Exhausted all three of Flossie’s keepers gave up and sat down for a minute to smoke a cigarette. Suddenly Flossie moved and so quickly that she was in the church and half way down the hall to sanctuary before we could get to our feet and chase her. Which we did. Too late. Near the end of the hall she turned sharply into the pastor’s office, where she instantly half squatted to defecate. She did that copiously on both the rug and the floor and the pastor’s desk.

We of course went to work cleaning up behind her and quiding her into the room prepared for her. Another half hour later we conferenced and decided this gliche was not going to ruin her expected performance. Soon the other members of the cast turned up and all showed affection for dear Flossie. i said nothing about her former misdeeds.

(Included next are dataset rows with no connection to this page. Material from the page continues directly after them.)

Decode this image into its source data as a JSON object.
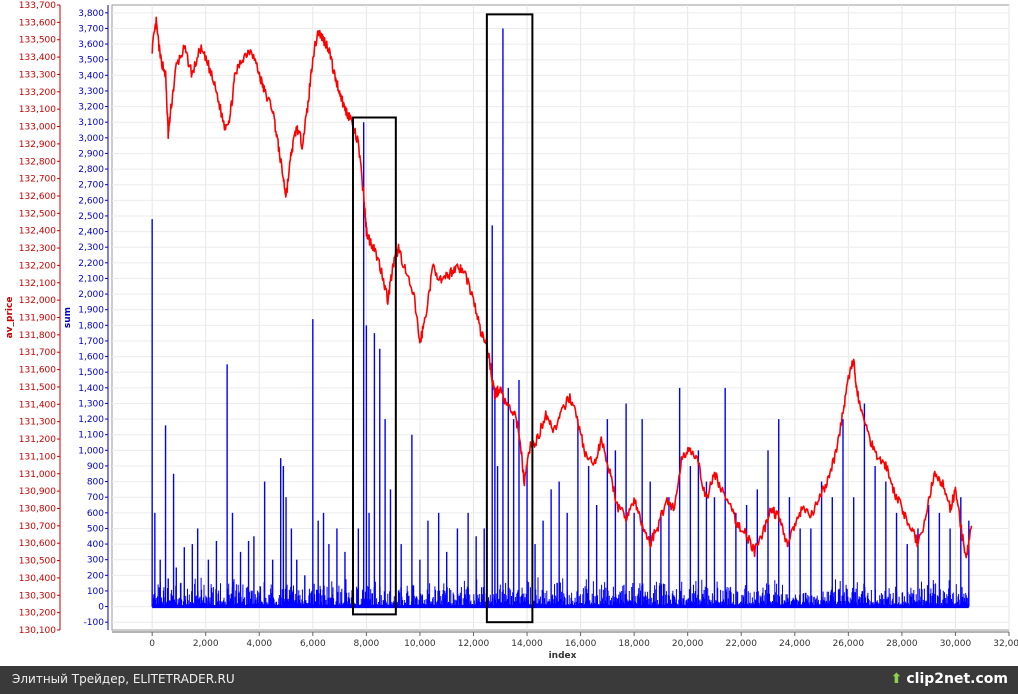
{
  "chart_data": {
    "type": "line",
    "title": "",
    "xlabel": "index",
    "x_range": [
      -1500,
      32000
    ],
    "x_ticks": [
      0,
      2000,
      4000,
      6000,
      8000,
      10000,
      12000,
      14000,
      16000,
      18000,
      20000,
      22000,
      24000,
      26000,
      28000,
      30000,
      32000
    ],
    "x_tick_labels": [
      "0",
      "2,000",
      "4,000",
      "6,000",
      "8,000",
      "10,000",
      "12,000",
      "14,000",
      "16,000",
      "18,000",
      "20,000",
      "22,000",
      "24,000",
      "26,000",
      "28,000",
      "30,000",
      "32,000"
    ],
    "grid": true,
    "axes": [
      {
        "id": "av_price",
        "label": "av_price",
        "side": "left",
        "color": "#cc0000",
        "range": [
          130100,
          133700
        ],
        "ticks": [
          130100,
          130200,
          130300,
          130400,
          130500,
          130600,
          130700,
          130800,
          130900,
          131000,
          131100,
          131200,
          131300,
          131400,
          131500,
          131600,
          131700,
          131800,
          131900,
          132000,
          132100,
          132200,
          132300,
          132400,
          132500,
          132600,
          132700,
          132800,
          132900,
          133000,
          133100,
          133200,
          133300,
          133400,
          133500,
          133600,
          133700
        ],
        "tick_labels": [
          "130,100",
          "130,200",
          "130,300",
          "130,400",
          "130,500",
          "130,600",
          "130,700",
          "130,800",
          "130,900",
          "131,000",
          "131,100",
          "131,200",
          "131,300",
          "131,400",
          "131,500",
          "131,600",
          "131,700",
          "131,800",
          "131,900",
          "132,000",
          "132,100",
          "132,200",
          "132,300",
          "132,400",
          "132,500",
          "132,600",
          "132,700",
          "132,800",
          "132,900",
          "133,000",
          "133,100",
          "133,200",
          "133,300",
          "133,400",
          "133,500",
          "133,600",
          "133,700"
        ]
      },
      {
        "id": "sum",
        "label": "sum",
        "side": "left",
        "color": "#0000cc",
        "range": [
          -150,
          3850
        ],
        "ticks": [
          -100,
          0,
          100,
          200,
          300,
          400,
          500,
          600,
          700,
          800,
          900,
          1000,
          1100,
          1200,
          1300,
          1400,
          1500,
          1600,
          1700,
          1800,
          1900,
          2000,
          2100,
          2200,
          2300,
          2400,
          2500,
          2600,
          2700,
          2800,
          2900,
          3000,
          3100,
          3200,
          3300,
          3400,
          3500,
          3600,
          3700,
          3800
        ],
        "tick_labels": [
          "-100",
          "0",
          "100",
          "200",
          "300",
          "400",
          "500",
          "600",
          "700",
          "800",
          "900",
          "1,000",
          "1,100",
          "1,200",
          "1,300",
          "1,400",
          "1,500",
          "1,600",
          "1,700",
          "1,800",
          "1,900",
          "2,000",
          "2,100",
          "2,200",
          "2,300",
          "2,400",
          "2,500",
          "2,600",
          "2,700",
          "2,800",
          "2,900",
          "3,000",
          "3,100",
          "3,200",
          "3,300",
          "3,400",
          "3,500",
          "3,600",
          "3,700",
          "3,800"
        ]
      }
    ],
    "series": [
      {
        "name": "av_price",
        "axis": "av_price",
        "color": "#ff0000",
        "x": [
          0,
          150,
          300,
          500,
          600,
          700,
          900,
          1200,
          1500,
          1800,
          2100,
          2400,
          2700,
          2900,
          3100,
          3400,
          3700,
          4000,
          4200,
          4500,
          4700,
          4900,
          5000,
          5200,
          5400,
          5600,
          5800,
          6000,
          6200,
          6400,
          6600,
          6800,
          7000,
          7200,
          7400,
          7700,
          7900,
          8000,
          8100,
          8300,
          8600,
          8800,
          9000,
          9200,
          9500,
          9800,
          10000,
          10200,
          10500,
          10800,
          11100,
          11400,
          11700,
          12000,
          12300,
          12500,
          12700,
          12800,
          13000,
          13200,
          13500,
          13700,
          13900,
          14100,
          14400,
          14700,
          15000,
          15300,
          15600,
          15900,
          16200,
          16500,
          16800,
          17100,
          17400,
          17700,
          18000,
          18300,
          18600,
          18900,
          19200,
          19500,
          19800,
          20100,
          20400,
          20700,
          21000,
          21300,
          21600,
          21900,
          22200,
          22500,
          22800,
          23100,
          23400,
          23700,
          24000,
          24300,
          24600,
          24900,
          25200,
          25500,
          25800,
          26000,
          26200,
          26300,
          26500,
          26800,
          27100,
          27400,
          27700,
          28000,
          28300,
          28600,
          28900,
          29200,
          29500,
          29800,
          30000,
          30200,
          30400,
          30600
        ],
        "y": [
          133450,
          133600,
          133400,
          133300,
          132950,
          133100,
          133350,
          133450,
          133300,
          133450,
          133350,
          133200,
          133000,
          133050,
          133300,
          133400,
          133450,
          133300,
          133200,
          133100,
          132900,
          132700,
          132600,
          132850,
          133000,
          132900,
          133100,
          133400,
          133550,
          133500,
          133450,
          133300,
          133200,
          133100,
          133050,
          132900,
          132600,
          132400,
          132350,
          132300,
          132150,
          132000,
          132200,
          132300,
          132150,
          132000,
          131750,
          131900,
          132200,
          132100,
          132150,
          132200,
          132150,
          132000,
          131800,
          131750,
          131550,
          131450,
          131500,
          131400,
          131350,
          131250,
          130950,
          131150,
          131200,
          131350,
          131250,
          131350,
          131450,
          131300,
          131100,
          131050,
          131200,
          131000,
          130800,
          130750,
          130850,
          130700,
          130600,
          130700,
          130850,
          130800,
          131100,
          131150,
          131050,
          130850,
          131000,
          130900,
          130800,
          130700,
          130650,
          130550,
          130650,
          130800,
          130750,
          130600,
          130700,
          130800,
          130750,
          130850,
          130950,
          131100,
          131350,
          131550,
          131650,
          131500,
          131350,
          131200,
          131100,
          131050,
          130900,
          130800,
          130700,
          130600,
          130750,
          131000,
          130950,
          130800,
          130900,
          130700,
          130500,
          130700
        ]
      },
      {
        "name": "sum",
        "axis": "sum",
        "color": "#0000ff",
        "type": "spikes",
        "x": [
          0,
          100,
          300,
          500,
          600,
          800,
          900,
          1200,
          1500,
          1700,
          2100,
          2400,
          2800,
          3000,
          3300,
          3600,
          3800,
          4200,
          4500,
          4800,
          4900,
          5000,
          5200,
          5400,
          5700,
          6000,
          6200,
          6400,
          6600,
          6900,
          7200,
          7500,
          7700,
          7900,
          8000,
          8100,
          8300,
          8500,
          8700,
          8900,
          9300,
          9700,
          10000,
          10300,
          10700,
          11000,
          11400,
          11800,
          12100,
          12400,
          12700,
          12800,
          12900,
          13100,
          13300,
          13500,
          13700,
          14000,
          14300,
          14600,
          14900,
          15200,
          15500,
          15900,
          16300,
          16600,
          17000,
          17300,
          17700,
          18000,
          18300,
          18600,
          19000,
          19300,
          19700,
          20100,
          20400,
          20700,
          21000,
          21400,
          21800,
          22200,
          22600,
          23000,
          23400,
          23800,
          24200,
          24600,
          25000,
          25400,
          25800,
          26200,
          26600,
          27000,
          27400,
          27800,
          28200,
          28600,
          29000,
          29400,
          29800,
          30200,
          30500
        ],
        "y": [
          2480,
          600,
          300,
          1160,
          180,
          850,
          250,
          380,
          400,
          500,
          300,
          420,
          1550,
          600,
          350,
          420,
          450,
          800,
          300,
          950,
          900,
          700,
          500,
          300,
          200,
          1840,
          550,
          600,
          400,
          500,
          350,
          700,
          500,
          3100,
          1800,
          600,
          1750,
          1650,
          1200,
          750,
          400,
          1100,
          300,
          550,
          600,
          350,
          500,
          600,
          450,
          500,
          2440,
          1400,
          900,
          3700,
          1400,
          1200,
          1450,
          900,
          400,
          550,
          750,
          800,
          600,
          1200,
          900,
          650,
          1200,
          1000,
          1300,
          600,
          1200,
          800,
          600,
          700,
          1400,
          900,
          1000,
          800,
          700,
          1400,
          600,
          650,
          750,
          1000,
          1200,
          700,
          500,
          500,
          800,
          700,
          1200,
          700,
          1300,
          900,
          800,
          600,
          400,
          500,
          650,
          600,
          500,
          700,
          550
        ],
        "baseline_noise_max": 180
      }
    ],
    "annotations": [
      {
        "type": "rectangle",
        "x": [
          7500,
          9100
        ],
        "y_sum": [
          -50,
          3130
        ]
      },
      {
        "type": "rectangle",
        "x": [
          12500,
          14200
        ],
        "y_sum": [
          -100,
          3790
        ]
      }
    ]
  },
  "footer": {
    "left_text": "Элитный Трейдер, ELITETRADER.RU",
    "right_text": "clip2net.com"
  }
}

Since the dresss rehearsal was to precede the play, we ahd plenty of time to practice observing Flossie make numerous practice walks around the alter to the imagined Egypt on the other side of the alter and back again. Some of them involved the playing of loud organ music, the darkening of the sanctuary,and the presence of an audience standing close to the donkey’s path. Nothing worried her in the least. She performed beautifully. i began to relax. The pageant was rather silly to me, but Mrs O’Conner was going to be made proud of the donkey she had loaned to me. The writer’s health was not good I had been told, and she would definitely not be attending this performance.